Phase Change

Peter Cox writing in The Bookseller

When water becomes ice, it undergoes an astonishing transformation: something that physicists term a phase change.  Think about it: water, the very essence of fluidity, becomes hard, sharp and brittle.  Phase changes takes place when environmental conditions reach a critical point.

That moment has now arrived in publishing.  Yet the transition that most of us are expecting, even willing, to happen is far from what is actually happening.  Let me explain by analogy to the newspaper industry.  Many years ago, the wise ones in the newspaper business could see that change was coming, like some distant digital tsunami.  So they prepared.  For some, this meant throwing their lot in with “walled gardens” such as America Online (in publishing terms, think the iBookStore).  For others, it meant trusting DRM to protect their revenue… or  expecting that income from online advertising would expand infinitely.

For all their plotting, we can see now that none of these tactics worked.  Newspapers are today in extremis.  Why?

Fatally, their owners signally misunderstood the transforming nature of that digital tidal wave.  They assumed that “the news-paper” as a product would survive untouched, in a world where “news” as a commodity is free, instant and infinitely reproducible.  All they had to do, they reasoned, was to convert their paper product into electrons, and business would continue without missing a beat.  This became an item of faith, as industry commentator Clay Shirk lucidly explains:

“Inside the papers, the pragmatists were the ones simply looking out the window and noticing that the real world increasingly resembled the unthinkable scenario. These people were treated as if they were barking mad. ”

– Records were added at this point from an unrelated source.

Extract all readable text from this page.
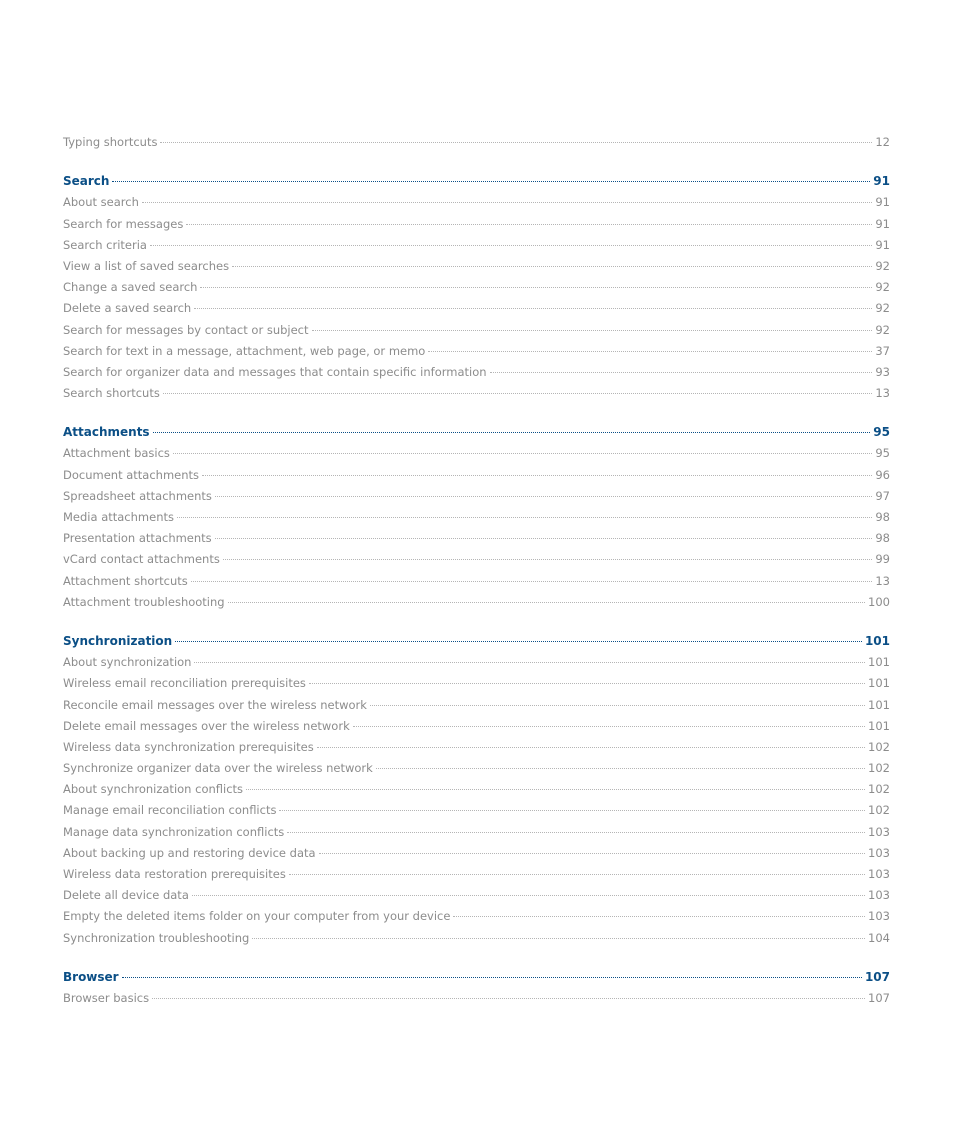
Typing shortcuts	12
Search	91
About search	91
Search for messages	91
Search criteria	91
View a list of saved searches	92
Change a saved search	92
Delete a saved search	92
Search for messages by contact or subject	92
Search for text in a message, attachment, web page, or memo	37
Search for organizer data and messages that contain specific information	93
Search shortcuts	13
Attachments	95
Attachment basics	95
Document attachments	96
Spreadsheet attachments	97
Media attachments	98
Presentation attachments	98
vCard contact attachments	99
Attachment shortcuts	13
Attachment troubleshooting	100
Synchronization	101
About synchronization	101
Wireless email reconciliation prerequisites	101
Reconcile email messages over the wireless network	101
Delete email messages over the wireless network	101
Wireless data synchronization prerequisites	102
Synchronize organizer data over the wireless network	102
About synchronization conflicts	102
Manage email reconciliation conflicts	102
Manage data synchronization conflicts	103
About backing up and restoring device data	103
Wireless data restoration prerequisites	103
Delete all device data	103
Empty the deleted items folder on your computer from your device	103
Synchronization troubleshooting	104
Browser	107
Browser basics	107
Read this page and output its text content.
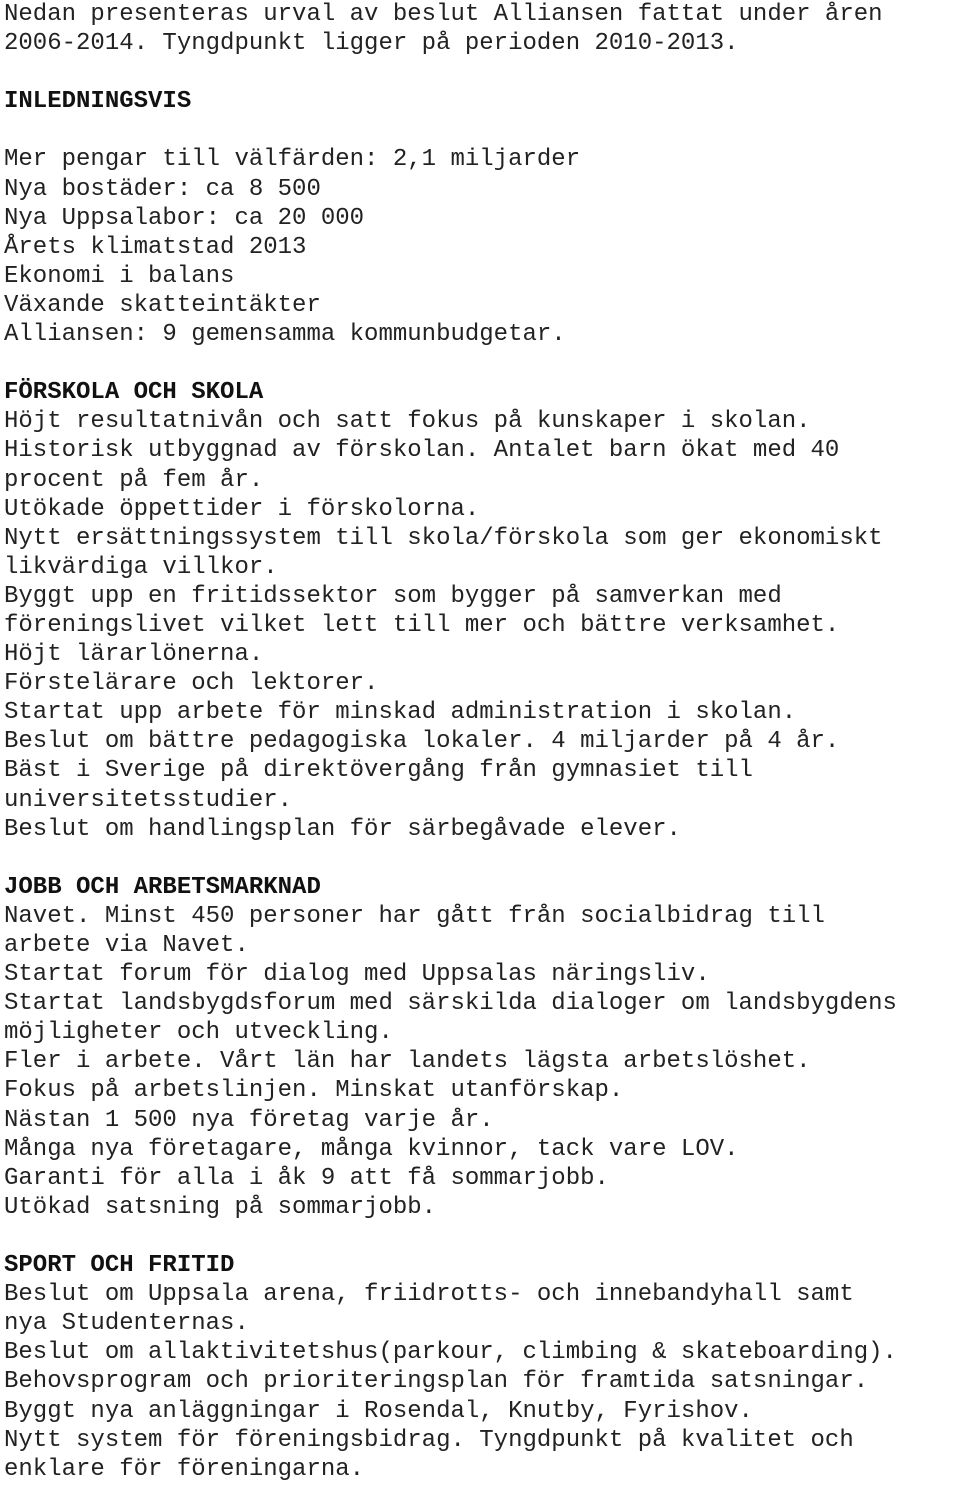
Nedan presenteras urval av beslut Alliansen fattat under åren
2006-2014. Tyngdpunkt ligger på perioden 2010-2013.
INLEDNINGSVIS
Mer pengar till välfärden: 2,1 miljarder
Nya bostäder: ca 8 500
Nya Uppsalabor: ca 20 000
Årets klimatstad 2013
Ekonomi i balans
Växande skatteintäkter
Alliansen: 9 gemensamma kommunbudgetar.
FÖRSKOLA OCH SKOLA
Höjt resultatnivån och satt fokus på kunskaper i skolan.
Historisk utbyggnad av förskolan. Antalet barn ökat med 40
procent på fem år.
Utökade öppettider i förskolorna.
Nytt ersättningssystem till skola/förskola som ger ekonomiskt
likvärdiga villkor.
Byggt upp en fritidssektor som bygger på samverkan med
föreningslivet vilket lett till mer och bättre verksamhet.
Höjt lärarlönerna.
Förstelärare och lektorer.
Startat upp arbete för minskad administration i skolan.
Beslut om bättre pedagogiska lokaler. 4 miljarder på 4 år.
Bäst i Sverige på direktövergång från gymnasiet till
universitetsstudier.
Beslut om handlingsplan för särbegåvade elever.
JOBB OCH ARBETSMARKNAD
Navet. Minst 450 personer har gått från socialbidrag till
arbete via Navet.
Startat forum för dialog med Uppsalas näringsliv.
Startat landsbygdsforum med särskilda dialoger om landsbygdens
möjligheter och utveckling.
Fler i arbete. Vårt län har landets lägsta arbetslöshet.
Fokus på arbetslinjen. Minskat utanförskap.
Nästan 1 500 nya företag varje år.
Många nya företagare, många kvinnor, tack vare LOV.
Garanti för alla i åk 9 att få sommarjobb.
Utökad satsning på sommarjobb.
SPORT OCH FRITID
Beslut om Uppsala arena, friidrotts- och innebandyhall samt
nya Studenternas.
Beslut om allaktivitetshus(parkour, climbing & skateboarding).
Behovsprogram och prioriteringsplan för framtida satsningar.
Byggt nya anläggningar i Rosendal, Knutby, Fyrishov.
Nytt system för föreningsbidrag. Tyngdpunkt på kvalitet och
enklare för föreningarna.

That is precisely the same mistake we in publishing are now making.  What we fail to understand is that our business is undergoing a phase change to an altogether different state.  It is not simply a question of digitising our paper product.  The publishing environment is not just changing: it is new and virgin territory.  Bad news?  Only if you fail to grasp the opportunities inherent in the new environment.  Here’s one.

Traditional publishing is a one-way enterprise: a small number of publishers deliver lots of product to a larger number of retailers, with little feedback going the other way up the chain.  This model worked in an age when book production and distribution were accessible only to a few.  But in a digital age, it makes no sense.

Today, we should see booksellers as local publishers – a kind of mini-HarperCollins or Random House, just round the corner.  Publishing, instead of being a highly-centralised activity, should become distributed and collaborative.  Bestsellers would originate locally, and rise up through the system.  The slushpile would become a valuable asset;  booksellers would become a digital nexus for their whole community.

Am I barking? Or is this the future?  We may find out sooner than you think.